Japanese, Italian, Swahili, Tagalog and dozens of other spoken languages cause the same “global language network” to project itself into the brains of native speakers.
This axis of language processing has been extensively studied in English speakers, but now neuroscientists have confirmed that the exact same network is activated in speakers of 45 different languages, representing 12 different language families.
The big belly of Evelina Fedorenko, an assistant professor of neuroscience at MIT and a member of the McGovern Institute for Brain Research at MIT, said in a statement. statement: “This is a very simple study that extends some of the findings from English to a wide range of languages. We hope that now that we see that basic properties seem to be common across languages, we can ask about potential differences between languages in how they are implemented in the brain.”
For example, speakers of “tonal” languages such as Mandarin convey the meanings of different words through shifts in their dialect or key; English is not a tonal language, so the brain may process it a little differently.
The study, published Monday (July 18) in the journal Nature Neuroscience, involved two native speakers of each language who underwent brain scans while performing various cognitive tasks. Specifically, the team scanned the participants’ brains using a technology called functional magnetic resonance imaging (fMRI), which tracks the flow of oxygenated blood through the brain.
Active brain cells require more energy and oxygen, so fMRI provides an indirect measurement of brain cell activity.
During an fMRI scan, participants listened to excerpts from Lewis Carroll’s Alice’s Adventures in Wonderland in their native languages. The researchers hypothesized that all listeners should use the same language network to process stories read in their native language.
Participants also listened to several recordings that theoretically do not activate this language network. For example, they listened to recordings in which the words of a native speaker were distorted beyond recognition, and passages were read by a native speaker in an unfamiliar language. In addition to completing these language tests, participants were asked to solve math problems and complete memory tasks; In theory, like rambling notes, memory or math tests shouldn’t activate the language network.
Language areas of the brain are selective, says first author Saima Malik Moralida, a PhD student in the Biosciences, Audio, and Technology program at Harvard University. And it shouldn’t be responsive during other tasks, such as the spatial working memory task we found in speakers of the 45 languages we tested.
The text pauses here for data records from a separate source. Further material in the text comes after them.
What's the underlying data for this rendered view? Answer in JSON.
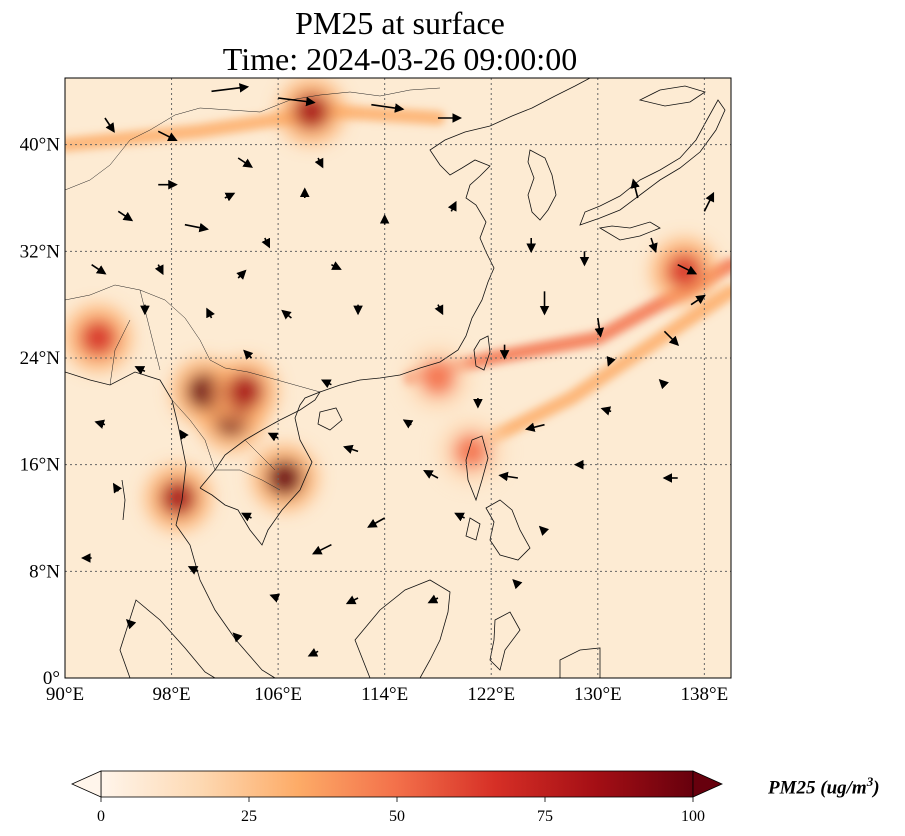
{
  "title_line1": "PM25 at surface",
  "title_line2": "Time: 2024-03-26 09:00:00",
  "map_extent": {
    "lon": [
      90,
      140
    ],
    "lat": [
      0,
      45
    ]
  },
  "lon_ticks": [
    {
      "value": 90,
      "label": "90°E"
    },
    {
      "value": 98,
      "label": "98°E"
    },
    {
      "value": 106,
      "label": "106°E"
    },
    {
      "value": 114,
      "label": "114°E"
    },
    {
      "value": 122,
      "label": "122°E"
    },
    {
      "value": 130,
      "label": "130°E"
    },
    {
      "value": 138,
      "label": "138°E"
    }
  ],
  "lat_ticks": [
    {
      "value": 0,
      "label": "0°"
    },
    {
      "value": 8,
      "label": "8°N"
    },
    {
      "value": 16,
      "label": "16°N"
    },
    {
      "value": 24,
      "label": "24°N"
    },
    {
      "value": 32,
      "label": "32°N"
    },
    {
      "value": 40,
      "label": "40°N"
    }
  ],
  "colorbar": {
    "label": "PM25 (ug/m",
    "label_sup": "3",
    "label_close": ")",
    "min": 0,
    "max": 100,
    "extend": "both",
    "ticks": [
      {
        "value": 0,
        "label": "0"
      },
      {
        "value": 25,
        "label": "25"
      },
      {
        "value": 50,
        "label": "50"
      },
      {
        "value": 75,
        "label": "75"
      },
      {
        "value": 100,
        "label": "100"
      }
    ],
    "colors": [
      "#fff5eb",
      "#fdd9b3",
      "#fdab67",
      "#f3704a",
      "#d62f26",
      "#a50f15",
      "#67000d"
    ]
  },
  "pollution_hotspots": [
    {
      "lon": 102.5,
      "lat": 19.5,
      "value": 100
    },
    {
      "lon": 100.5,
      "lat": 21.5,
      "value": 95
    },
    {
      "lon": 103.5,
      "lat": 21.5,
      "value": 90
    },
    {
      "lon": 106.5,
      "lat": 15.0,
      "value": 95
    },
    {
      "lon": 98.5,
      "lat": 13.5,
      "value": 80
    },
    {
      "lon": 108.5,
      "lat": 42.5,
      "value": 90
    },
    {
      "lon": 92.5,
      "lat": 25.5,
      "value": 70
    },
    {
      "lon": 136.5,
      "lat": 30.5,
      "value": 70
    },
    {
      "lon": 118.0,
      "lat": 22.5,
      "value": 45
    },
    {
      "lon": 120.5,
      "lat": 17.0,
      "value": 55
    }
  ],
  "pollution_bands": [
    {
      "points": [
        [
          116,
          22.5
        ],
        [
          122,
          24
        ],
        [
          130,
          25.5
        ],
        [
          140,
          31
        ]
      ],
      "value": 45
    },
    {
      "points": [
        [
          122,
          18
        ],
        [
          128,
          21
        ],
        [
          134,
          25
        ],
        [
          140,
          29
        ]
      ],
      "value": 30
    },
    {
      "points": [
        [
          90,
          40
        ],
        [
          100,
          41
        ],
        [
          110,
          42.5
        ],
        [
          118,
          42
        ]
      ],
      "value": 25
    }
  ],
  "wind_vectors": [
    {
      "lon": 101,
      "lat": 44,
      "u": 4,
      "v": 0.5
    },
    {
      "lon": 106,
      "lat": 43.5,
      "u": 4,
      "v": -0.5
    },
    {
      "lon": 113,
      "lat": 43,
      "u": 3.5,
      "v": -0.5
    },
    {
      "lon": 118,
      "lat": 42,
      "u": 2.5,
      "v": 0
    },
    {
      "lon": 93,
      "lat": 42,
      "u": 1,
      "v": -1.5
    },
    {
      "lon": 97,
      "lat": 41,
      "u": 2,
      "v": -1
    },
    {
      "lon": 103,
      "lat": 39,
      "u": 1.5,
      "v": -1
    },
    {
      "lon": 109,
      "lat": 39,
      "u": 0.5,
      "v": -1
    },
    {
      "lon": 97,
      "lat": 37,
      "u": 2,
      "v": 0
    },
    {
      "lon": 102,
      "lat": 36,
      "u": 1,
      "v": 0.5
    },
    {
      "lon": 108,
      "lat": 36,
      "u": 0,
      "v": 1
    },
    {
      "lon": 94,
      "lat": 35,
      "u": 1.5,
      "v": -1
    },
    {
      "lon": 99,
      "lat": 34,
      "u": 2.5,
      "v": -0.5
    },
    {
      "lon": 105,
      "lat": 33,
      "u": 0.5,
      "v": -1
    },
    {
      "lon": 92,
      "lat": 31,
      "u": 1.5,
      "v": -1
    },
    {
      "lon": 97,
      "lat": 31,
      "u": 0.5,
      "v": -1
    },
    {
      "lon": 103,
      "lat": 30,
      "u": 0.8,
      "v": 0.8
    },
    {
      "lon": 110,
      "lat": 31,
      "u": 1,
      "v": -0.5
    },
    {
      "lon": 114,
      "lat": 34,
      "u": 0,
      "v": 1
    },
    {
      "lon": 119,
      "lat": 35,
      "u": 0.5,
      "v": 1
    },
    {
      "lon": 125,
      "lat": 33,
      "u": 0,
      "v": -1.5
    },
    {
      "lon": 129,
      "lat": 32,
      "u": 0,
      "v": -1.5
    },
    {
      "lon": 126,
      "lat": 29,
      "u": 0,
      "v": -2.5
    },
    {
      "lon": 130,
      "lat": 27,
      "u": 0.3,
      "v": -2
    },
    {
      "lon": 133,
      "lat": 36,
      "u": -0.5,
      "v": 2
    },
    {
      "lon": 134,
      "lat": 33,
      "u": 0.5,
      "v": -1.5
    },
    {
      "lon": 136,
      "lat": 31,
      "u": 2,
      "v": -1
    },
    {
      "lon": 137,
      "lat": 28,
      "u": 1.5,
      "v": 1
    },
    {
      "lon": 138,
      "lat": 35,
      "u": 1,
      "v": 2
    },
    {
      "lon": 135,
      "lat": 26,
      "u": 1.5,
      "v": -1.5
    },
    {
      "lon": 96,
      "lat": 28,
      "u": 0,
      "v": -1
    },
    {
      "lon": 101,
      "lat": 27,
      "u": -0.5,
      "v": 1
    },
    {
      "lon": 107,
      "lat": 27,
      "u": -1,
      "v": 0.8
    },
    {
      "lon": 112,
      "lat": 28,
      "u": 0,
      "v": -1
    },
    {
      "lon": 118,
      "lat": 28,
      "u": 0.5,
      "v": -1
    },
    {
      "lon": 123,
      "lat": 25,
      "u": 0,
      "v": -1.5
    },
    {
      "lon": 96,
      "lat": 23,
      "u": -1,
      "v": 0.5
    },
    {
      "lon": 104,
      "lat": 24,
      "u": -0.8,
      "v": 0.8
    },
    {
      "lon": 110,
      "lat": 22,
      "u": -1,
      "v": 0.5
    },
    {
      "lon": 116,
      "lat": 19,
      "u": -0.8,
      "v": 0.5
    },
    {
      "lon": 121,
      "lat": 21,
      "u": 0,
      "v": -1
    },
    {
      "lon": 126,
      "lat": 19,
      "u": -2,
      "v": -0.5
    },
    {
      "lon": 131,
      "lat": 20,
      "u": -1,
      "v": 0.3
    },
    {
      "lon": 93,
      "lat": 19,
      "u": -1,
      "v": 0.3
    },
    {
      "lon": 99,
      "lat": 18,
      "u": -0.5,
      "v": 0.8
    },
    {
      "lon": 106,
      "lat": 18,
      "u": -1,
      "v": 0.5
    },
    {
      "lon": 112,
      "lat": 17,
      "u": -1.5,
      "v": 0.5
    },
    {
      "lon": 118,
      "lat": 15,
      "u": -1.5,
      "v": 0.8
    },
    {
      "lon": 124,
      "lat": 15,
      "u": -2,
      "v": 0.3
    },
    {
      "lon": 129,
      "lat": 16,
      "u": -1,
      "v": 0
    },
    {
      "lon": 136,
      "lat": 15,
      "u": -1.5,
      "v": 0
    },
    {
      "lon": 94,
      "lat": 14,
      "u": -0.5,
      "v": 0.8
    },
    {
      "lon": 104,
      "lat": 12,
      "u": -1,
      "v": 0.5
    },
    {
      "lon": 110,
      "lat": 10,
      "u": -2,
      "v": -1
    },
    {
      "lon": 114,
      "lat": 12,
      "u": -1.8,
      "v": -1
    },
    {
      "lon": 120,
      "lat": 12,
      "u": -1,
      "v": 0.5
    },
    {
      "lon": 126,
      "lat": 11,
      "u": -0.5,
      "v": 0.5
    },
    {
      "lon": 92,
      "lat": 9,
      "u": -1,
      "v": 0
    },
    {
      "lon": 100,
      "lat": 8,
      "u": -1,
      "v": 0.5
    },
    {
      "lon": 106,
      "lat": 6,
      "u": -0.8,
      "v": 0.3
    },
    {
      "lon": 112,
      "lat": 6,
      "u": -1.2,
      "v": -0.6
    },
    {
      "lon": 118,
      "lat": 6,
      "u": -1,
      "v": -0.5
    },
    {
      "lon": 95,
      "lat": 4,
      "u": -0.5,
      "v": 0.5
    },
    {
      "lon": 103,
      "lat": 3,
      "u": -0.5,
      "v": 0.5
    },
    {
      "lon": 109,
      "lat": 2,
      "u": -1,
      "v": -0.5
    },
    {
      "lon": 124,
      "lat": 7,
      "u": -0.5,
      "v": 0.5
    },
    {
      "lon": 135,
      "lat": 22,
      "u": -0.5,
      "v": 0.5
    },
    {
      "lon": 131,
      "lat": 24,
      "u": -0.3,
      "v": -0.8
    }
  ]
}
In English speakers, the areas of the brain that are active during speech processing appear primarily in the left hemisphere, primarily in the frontal lobe, located behind the forehead, and in the temporal lobe, located behind the ear. By creating “maps” of the brain activity of all subjects, the researchers found that the same areas of the brain are activated no matter what language is heard.
The team observed small differences in brain activity between people speaking different languages. However, the same small degree of variation was observed among English speakers.
These results are not necessarily surprising, but they lay an important foundation for future research, the team writes in their report.
“While we expect this to be the case, this presentation is an important basis for future systematic, deep and nuanced language comparisons,” they wrote.